Despite the limited numbers of specimens tested, there was very good agreement among the results of the assays. The results with clinical samples were good overall and very promising. LLD estimations indicate that the real-time assays are highly sensitive, detecting at least 10 copies for ply and lytA. However, a true clinical assessment must await the execution of much larger, well-defined clinical studies with different types of specimens. Our results clearly demonstrate the enhanced specificities of the lytA-CDC and psaA assays for the detection of true S. pneumoniae strains. Although the two ply assays were shown to be very sensitive, they were much less specific and their use could be problematic, especially if they were applied to the analysis of specimens from nonsterile sites. The true value of real-time PCR for the diagnosis of pneumococcal disease is not yet firmly established, and thus, no one assay is routinely used. The newly developed assays described here present the opportunity to use not only assays with high sensitivities but also assays that have improved specificities compared with those of the assays currently in use. The improvement in specificity allows their use with specimens from nonsterile sites as well as sterile sites, making them suitable for use for diagnosis and in carriage studies.

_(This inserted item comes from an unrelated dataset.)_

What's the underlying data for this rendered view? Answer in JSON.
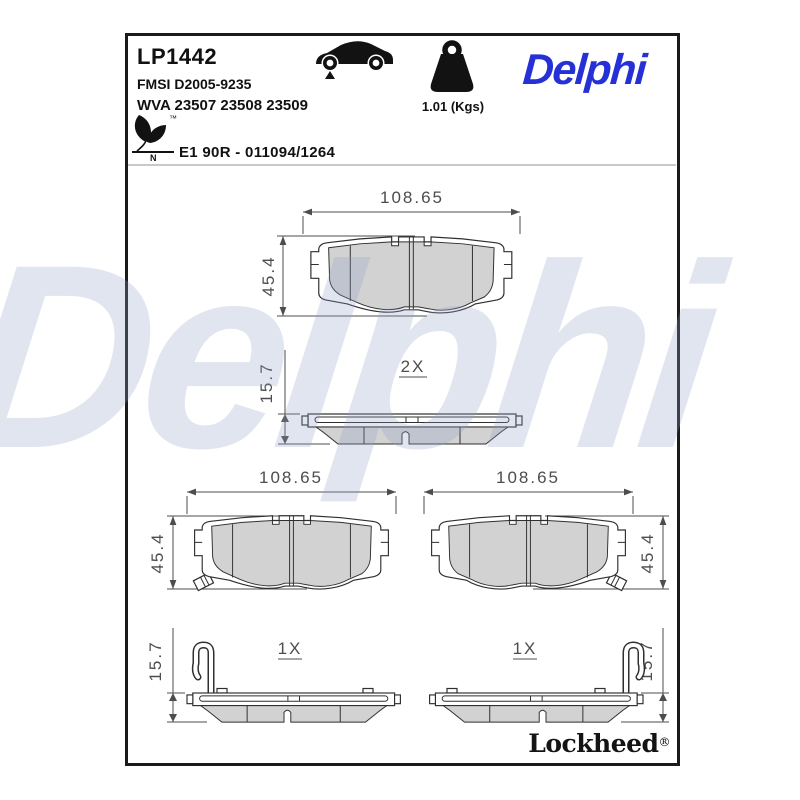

Currently, the trend is to use multiplex assays for the simultaneous detection of various pathogens, providing a savings in time and money. We have done this for a single pathogen but propose that our lytA-CDC or psaA primer/probe sets would provide high specificity in an array for respiratory pathogen detection multiplexed with primers and probes for the detection of other respiratory pathogens. This potential for multiplexing and the speed of performance make these assays promising tools for molecular detection and epidemiologic carriage studies. This technology should offer an added advantage when it is used in conjunction with other assays for pneumococcal disease diagnosis.